Steve Workman: Are You Browsing Comfortably

Orde Saunders' avatarPublished: by Orde Saunders

Steve Workman (@steveworkman) was speaking at Side View about TV browsing, these are my notes from his talk.

RWD is used to make the web better on small screens but what about big screens? The majority of TVs sold these days are large screens and TVs are still the centre of family life - we watch more hours of TV than we ever have. We are also meshing - we are using other devices at the same time. The TV is part of a larger ecosystem.

There are all sorts of ways to get the internet on TV - seven million households have a means of doing this. Smart TVs only make up 7% of this, it's mostly through games consoles - 53%.

How do we design for TVs? User input, device output and user position - find the intersection of these. It's different from desktop and tablet.

Users are likely to be about 10 feet away from the screen so you need to make things bigger.
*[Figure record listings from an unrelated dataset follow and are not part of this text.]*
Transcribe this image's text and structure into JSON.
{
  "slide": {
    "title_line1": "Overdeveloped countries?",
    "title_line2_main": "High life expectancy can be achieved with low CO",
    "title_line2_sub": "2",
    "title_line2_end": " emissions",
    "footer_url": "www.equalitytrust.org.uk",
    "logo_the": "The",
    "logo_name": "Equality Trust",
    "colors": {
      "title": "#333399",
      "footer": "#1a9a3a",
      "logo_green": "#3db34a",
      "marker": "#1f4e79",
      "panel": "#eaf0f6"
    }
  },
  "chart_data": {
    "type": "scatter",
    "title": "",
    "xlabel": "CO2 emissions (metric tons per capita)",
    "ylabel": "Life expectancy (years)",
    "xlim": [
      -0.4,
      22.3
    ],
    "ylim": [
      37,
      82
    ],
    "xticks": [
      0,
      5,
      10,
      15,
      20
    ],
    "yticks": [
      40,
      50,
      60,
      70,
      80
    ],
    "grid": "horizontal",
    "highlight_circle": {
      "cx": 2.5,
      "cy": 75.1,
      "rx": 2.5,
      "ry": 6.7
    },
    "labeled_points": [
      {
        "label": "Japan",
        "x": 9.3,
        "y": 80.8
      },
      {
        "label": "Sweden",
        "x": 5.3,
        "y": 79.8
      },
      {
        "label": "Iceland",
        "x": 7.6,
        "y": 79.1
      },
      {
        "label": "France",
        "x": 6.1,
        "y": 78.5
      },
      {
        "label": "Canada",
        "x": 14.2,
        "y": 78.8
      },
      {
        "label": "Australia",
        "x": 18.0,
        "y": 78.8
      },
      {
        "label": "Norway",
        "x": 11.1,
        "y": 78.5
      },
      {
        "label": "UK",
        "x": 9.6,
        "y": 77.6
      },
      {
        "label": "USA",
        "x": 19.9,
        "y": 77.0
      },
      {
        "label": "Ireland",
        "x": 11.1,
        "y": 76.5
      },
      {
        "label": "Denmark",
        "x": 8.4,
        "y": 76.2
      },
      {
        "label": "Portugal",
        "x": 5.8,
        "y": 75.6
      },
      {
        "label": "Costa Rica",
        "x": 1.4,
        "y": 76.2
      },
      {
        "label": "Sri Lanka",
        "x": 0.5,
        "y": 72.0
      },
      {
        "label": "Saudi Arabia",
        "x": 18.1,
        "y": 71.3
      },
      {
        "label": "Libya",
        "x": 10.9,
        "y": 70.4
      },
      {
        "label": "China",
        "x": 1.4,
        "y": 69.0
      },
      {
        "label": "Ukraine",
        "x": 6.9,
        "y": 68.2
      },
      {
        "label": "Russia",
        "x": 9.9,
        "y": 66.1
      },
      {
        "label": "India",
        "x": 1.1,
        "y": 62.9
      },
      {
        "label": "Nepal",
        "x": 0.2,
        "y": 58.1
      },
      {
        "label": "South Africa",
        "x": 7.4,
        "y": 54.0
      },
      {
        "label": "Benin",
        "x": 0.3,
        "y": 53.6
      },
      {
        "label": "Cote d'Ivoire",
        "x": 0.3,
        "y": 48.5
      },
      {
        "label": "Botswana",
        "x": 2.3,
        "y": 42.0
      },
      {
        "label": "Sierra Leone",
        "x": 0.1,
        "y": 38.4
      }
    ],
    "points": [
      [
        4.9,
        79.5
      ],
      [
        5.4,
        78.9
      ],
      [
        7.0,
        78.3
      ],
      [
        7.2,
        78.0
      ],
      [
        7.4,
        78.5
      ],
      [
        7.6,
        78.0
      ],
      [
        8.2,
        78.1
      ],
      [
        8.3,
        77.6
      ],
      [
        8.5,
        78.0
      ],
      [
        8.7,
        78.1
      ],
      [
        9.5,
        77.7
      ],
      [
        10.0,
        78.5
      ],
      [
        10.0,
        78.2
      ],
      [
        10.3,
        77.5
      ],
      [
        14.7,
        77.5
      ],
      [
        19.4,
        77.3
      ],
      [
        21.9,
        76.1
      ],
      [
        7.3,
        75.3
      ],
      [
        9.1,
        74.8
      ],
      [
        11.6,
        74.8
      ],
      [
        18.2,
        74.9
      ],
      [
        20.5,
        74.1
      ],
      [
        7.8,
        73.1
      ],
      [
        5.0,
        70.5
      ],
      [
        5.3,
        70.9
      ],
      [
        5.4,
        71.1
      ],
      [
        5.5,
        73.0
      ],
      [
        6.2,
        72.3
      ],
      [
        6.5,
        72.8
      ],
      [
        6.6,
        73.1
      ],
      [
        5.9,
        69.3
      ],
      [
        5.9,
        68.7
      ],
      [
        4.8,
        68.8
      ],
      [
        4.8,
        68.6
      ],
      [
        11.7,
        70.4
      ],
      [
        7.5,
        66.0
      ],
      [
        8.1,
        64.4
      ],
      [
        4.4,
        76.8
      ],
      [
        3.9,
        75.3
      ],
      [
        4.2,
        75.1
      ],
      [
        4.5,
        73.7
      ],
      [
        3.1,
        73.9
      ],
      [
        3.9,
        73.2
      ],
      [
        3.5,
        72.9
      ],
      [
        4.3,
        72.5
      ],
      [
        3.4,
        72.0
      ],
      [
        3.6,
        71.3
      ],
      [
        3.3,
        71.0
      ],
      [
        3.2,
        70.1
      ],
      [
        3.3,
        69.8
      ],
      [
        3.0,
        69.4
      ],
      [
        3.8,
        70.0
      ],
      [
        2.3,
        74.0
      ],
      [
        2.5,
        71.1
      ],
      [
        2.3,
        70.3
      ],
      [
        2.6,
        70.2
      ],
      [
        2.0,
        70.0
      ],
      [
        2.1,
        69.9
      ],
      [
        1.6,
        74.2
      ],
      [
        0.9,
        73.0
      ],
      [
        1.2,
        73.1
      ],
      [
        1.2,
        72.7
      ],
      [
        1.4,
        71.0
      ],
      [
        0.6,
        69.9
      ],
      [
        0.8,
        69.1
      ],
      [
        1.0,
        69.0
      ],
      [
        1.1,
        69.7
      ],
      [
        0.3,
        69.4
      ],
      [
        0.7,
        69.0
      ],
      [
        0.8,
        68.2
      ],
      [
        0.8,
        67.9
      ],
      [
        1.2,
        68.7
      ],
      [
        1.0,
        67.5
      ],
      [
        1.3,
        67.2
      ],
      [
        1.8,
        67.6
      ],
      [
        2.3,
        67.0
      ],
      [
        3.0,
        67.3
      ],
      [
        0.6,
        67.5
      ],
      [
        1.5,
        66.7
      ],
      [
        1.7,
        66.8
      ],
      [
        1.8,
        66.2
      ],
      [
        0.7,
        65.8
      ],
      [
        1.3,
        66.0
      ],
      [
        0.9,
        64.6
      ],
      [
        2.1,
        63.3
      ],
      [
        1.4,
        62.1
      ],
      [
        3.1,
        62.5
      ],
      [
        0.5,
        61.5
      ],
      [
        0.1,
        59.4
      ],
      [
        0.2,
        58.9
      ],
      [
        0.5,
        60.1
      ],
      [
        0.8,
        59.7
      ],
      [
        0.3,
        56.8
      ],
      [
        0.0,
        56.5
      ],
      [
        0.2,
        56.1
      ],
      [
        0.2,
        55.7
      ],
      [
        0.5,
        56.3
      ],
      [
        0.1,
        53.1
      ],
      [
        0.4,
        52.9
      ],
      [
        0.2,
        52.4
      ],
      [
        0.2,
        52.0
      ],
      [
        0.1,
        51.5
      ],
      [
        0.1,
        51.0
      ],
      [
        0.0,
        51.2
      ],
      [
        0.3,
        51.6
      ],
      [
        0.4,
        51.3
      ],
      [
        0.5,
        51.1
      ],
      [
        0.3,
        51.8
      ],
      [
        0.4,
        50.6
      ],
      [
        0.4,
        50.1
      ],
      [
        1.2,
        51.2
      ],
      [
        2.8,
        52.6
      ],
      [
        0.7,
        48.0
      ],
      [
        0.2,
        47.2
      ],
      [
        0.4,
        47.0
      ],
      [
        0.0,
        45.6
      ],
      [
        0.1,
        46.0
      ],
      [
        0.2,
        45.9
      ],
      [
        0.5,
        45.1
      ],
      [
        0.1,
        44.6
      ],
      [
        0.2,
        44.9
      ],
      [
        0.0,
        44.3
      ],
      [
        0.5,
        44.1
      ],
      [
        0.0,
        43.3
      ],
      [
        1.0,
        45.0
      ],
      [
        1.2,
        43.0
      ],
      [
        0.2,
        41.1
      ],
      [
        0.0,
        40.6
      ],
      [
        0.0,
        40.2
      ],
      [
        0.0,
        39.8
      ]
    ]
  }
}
Small text is fine close up - to keep the same perceived text size as a smart phone you need to double the size of the text. TV manufacturers have changed how their browsers display their viewport - 1080p could actually be 800x500px. They are more like tablets than mobiles or laptops. Screen size doesn't tell you anything about where your site is being displayed.
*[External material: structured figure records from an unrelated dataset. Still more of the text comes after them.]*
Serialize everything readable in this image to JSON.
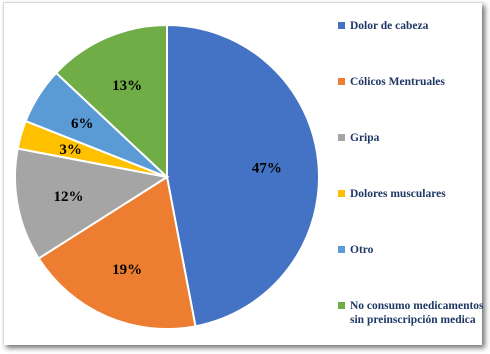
{
  "chart_data": {
    "type": "pie",
    "title": "",
    "slices": [
      {
        "label": "Dolor de cabeza",
        "value": 47,
        "display": "47%",
        "color": "#4472c4"
      },
      {
        "label": "Cólicos Mentruales",
        "value": 19,
        "display": "19%",
        "color": "#ed7d31"
      },
      {
        "label": "Gripa",
        "value": 12,
        "display": "12%",
        "color": "#a5a5a5"
      },
      {
        "label": "Dolores musculares",
        "value": 3,
        "display": "3%",
        "color": "#ffc000"
      },
      {
        "label": "Otro",
        "value": 6,
        "display": "6%",
        "color": "#5b9bd5"
      },
      {
        "label": "No consumo medicamentos sin preinscripción medica",
        "value": 13,
        "display": "13%",
        "color": "#70ad47"
      }
    ],
    "start_angle": "12 o'clock",
    "direction": "clockwise",
    "legend_position": "right"
  }
}
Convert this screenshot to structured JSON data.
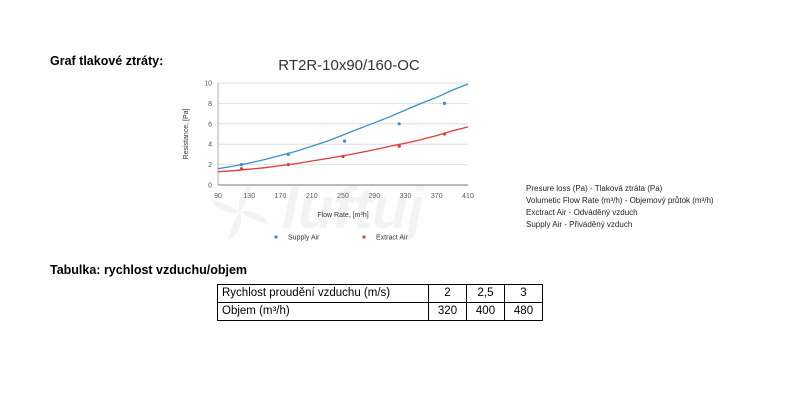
{
  "graph_heading": "Graf tlakové ztráty:",
  "table_heading": "Tabulka: rychlost vzduchu/objem",
  "notes": [
    "Presure loss (Pa) - Tlaková ztráta (Pa)",
    "Volumetic Flow Rate (m³/h) - Objemový průtok (m³/h)",
    "Exctract Air - Odváděný vzduch",
    "Supply Air - Přiváděný vzduch"
  ],
  "watermark": "luftuj",
  "table": {
    "rows": [
      {
        "label": "Rychlost proudění vzduchu (m/s)",
        "values": [
          "2",
          "2,5",
          "3"
        ]
      },
      {
        "label": "Objem (m³/h)",
        "values": [
          "320",
          "400",
          "480"
        ]
      }
    ]
  },
  "colors": {
    "supply": "#3d8fc6",
    "extract": "#e03a3a",
    "grid": "#d8d8d8"
  },
  "chart_data": {
    "type": "line",
    "title": "RT2R-10x90/160-OC",
    "xlabel": "Flow Rate, [m³h]",
    "ylabel": "Resistance, [Pa]",
    "xlim": [
      90,
      410
    ],
    "ylim": [
      0,
      10
    ],
    "x_ticks": [
      90,
      130,
      170,
      210,
      250,
      290,
      330,
      370,
      410
    ],
    "y_ticks": [
      0,
      2,
      4,
      6,
      8,
      10
    ],
    "grid": true,
    "legend_position": "bottom",
    "series": [
      {
        "name": "Supply Air",
        "color": "#3d8fc6",
        "line_x": [
          90,
          110,
          130,
          150,
          170,
          190,
          210,
          230,
          250,
          270,
          290,
          310,
          330,
          350,
          370,
          390,
          410
        ],
        "line_y": [
          1.6,
          1.85,
          2.15,
          2.5,
          2.9,
          3.3,
          3.8,
          4.3,
          4.9,
          5.5,
          6.1,
          6.7,
          7.35,
          8.0,
          8.6,
          9.3,
          9.9
        ],
        "markers_x": [
          120,
          180,
          252,
          322,
          380
        ],
        "markers_y": [
          2.0,
          3.0,
          4.3,
          6.0,
          8.0
        ]
      },
      {
        "name": "Extract Air",
        "color": "#e03a3a",
        "line_x": [
          90,
          110,
          130,
          150,
          170,
          190,
          210,
          230,
          250,
          270,
          290,
          310,
          330,
          350,
          370,
          390,
          410
        ],
        "line_y": [
          1.3,
          1.4,
          1.55,
          1.7,
          1.9,
          2.1,
          2.35,
          2.6,
          2.85,
          3.15,
          3.45,
          3.8,
          4.1,
          4.45,
          4.85,
          5.3,
          5.7
        ],
        "markers_x": [
          120,
          180,
          250,
          322,
          380
        ],
        "markers_y": [
          1.6,
          2.0,
          2.8,
          3.8,
          5.0
        ]
      }
    ]
  }
}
TV remote controls are complicated enough without having to browse the web with them - the D-pad is the most common controller. Second screens are becoming the main inputs. Voice input will come along. Assume there's a D-pad and everything else is a bonus, or rather a problem. [I disagree, layered input can be done with some thought.]

The problem is that people find that browsing the web on TVs is slow and annoying. 2013 Smart TVs are about as powerful as and iPhone 3GS. TV browsers also score very low on browser feature support - some don't even run the browser benchmarks. The average lifetime of a TV is seven years - this is a new browser graveyard. We make the web on TV by bolting on add-ons. We use the TV as just a screen.

Is it possible to design for all devices? Maybe responsive design isn't the best thing - TVs are very different. Some sites have a 'big screen' mode that has to be activated. [Or we need to change the way we approach "desktop" design.] Responsive, content-driven sites work well. If it's easy to read on a small screen, it's easy to read on big screens. User agent sniffing often puts TVs in the wrong category. Screen size doesn't give us a complete picture of what we need to know to design an appropriate UI. The TV media type should be able to fix this but all devices respond to screen - this is our own fault, we only use screen. There are no features we can detect for a TV and user agent sniffing doesn't work. Couch mode is a user triggered setting that changes the base font size. We should be defining our dimensions in em not px.

The next generation of consoles are looking to address some of the practical issues. Maybe all we need is something like Chromecast that does screen sharing but it still doesn't solve the problems. Wearable technology, second screens and other things in the future will make this more complicated. We can't provide all the answers for our users - they will have to provide the context. Solve the problems we can solve, when you can't then ask the user what to do.